Há uma admirável liberdade em não precisar sair em busca de ter razão. Mas, afinal, o que é mesmo a razão? Houaiss abre o caminho: Razão, palavra do século 8, “é a faculdade de raciocinar, de apreender, de compreender, de ponderar, de julgar”. Razão “é a inteligência”. Razão também pode ser “a capacidade de avaliar com correção, com discernimento”. Razão é “bom senso, juízo”. Razão também é um recurso para “convencer alguém, para alterar-lhe a opinião ou o comportamento”.

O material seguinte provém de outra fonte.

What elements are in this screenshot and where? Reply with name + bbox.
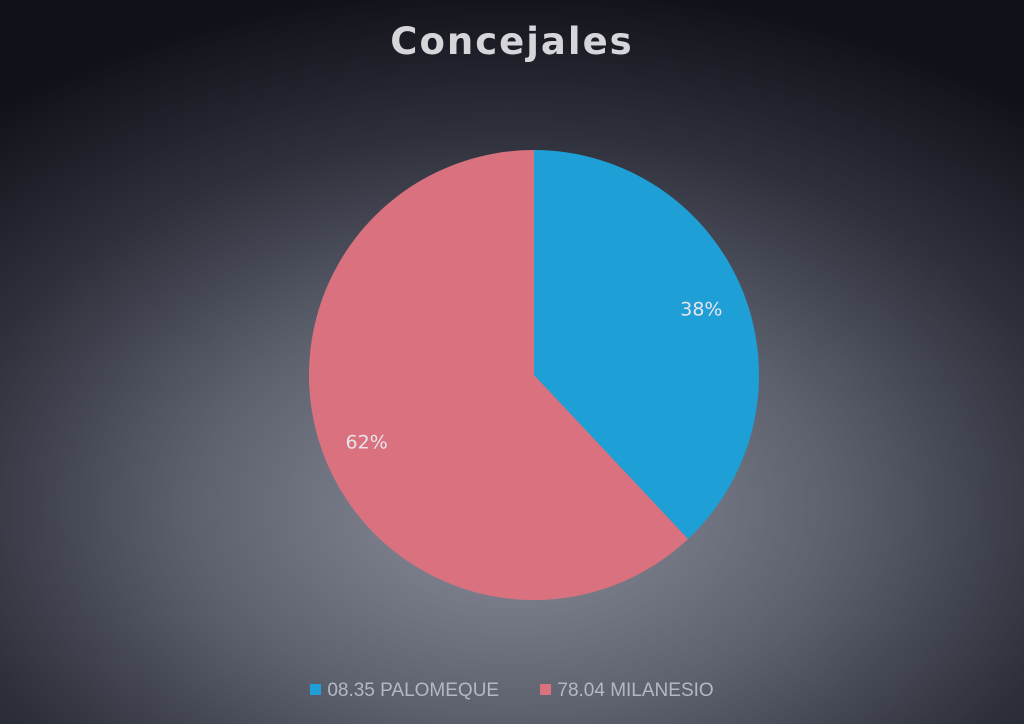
- legend-label-palomeque: 08.35 PALOMEQUE: [327, 680, 500, 701]
- pie-slices: [309, 150, 759, 600]
- legend-item-milanesio[interactable]: 78.04 MILANESIO: [540, 680, 714, 702]
- legend-label-milanesio: 78.04 MILANESIO: [557, 680, 714, 701]
- chart-title: Concejales: [390, 20, 634, 63]
- legend-swatch-palomeque: [310, 684, 322, 695]
- legend-swatch-milanesio: [540, 684, 552, 695]
- pie-slice-0[interactable]: [534, 150, 759, 540]
- pie-slice-label-1: 62%: [346, 431, 388, 453]
- pie-slice-label-0: 38%: [680, 299, 722, 321]
- pie-labels: 38% 62%: [346, 299, 723, 454]
- legend: 08.35 PALOMEQUE 78.04 MILANESIO: [0, 680, 1024, 702]
- pie-slice-1[interactable]: [309, 150, 689, 600]
- legend-item-palomeque[interactable]: 08.35 PALOMEQUE: [310, 680, 499, 702]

No campo da filosofia, razão é “a faculdade intelectual e linguística que distingue o ser humano dos outros animais”. É também da filosofia um outro conceito de razão: “Faculdade humana da linguagem e do pensamento, voltada para a apreensão cognitiva da realidade, em contraste com a função desempenhada pelos sentidos na captação de percepções imediatas e não refletidas do mundo externo”.
No mundo sob o domínio da razão, todos querem tê-la para si e exibi-la para os outros.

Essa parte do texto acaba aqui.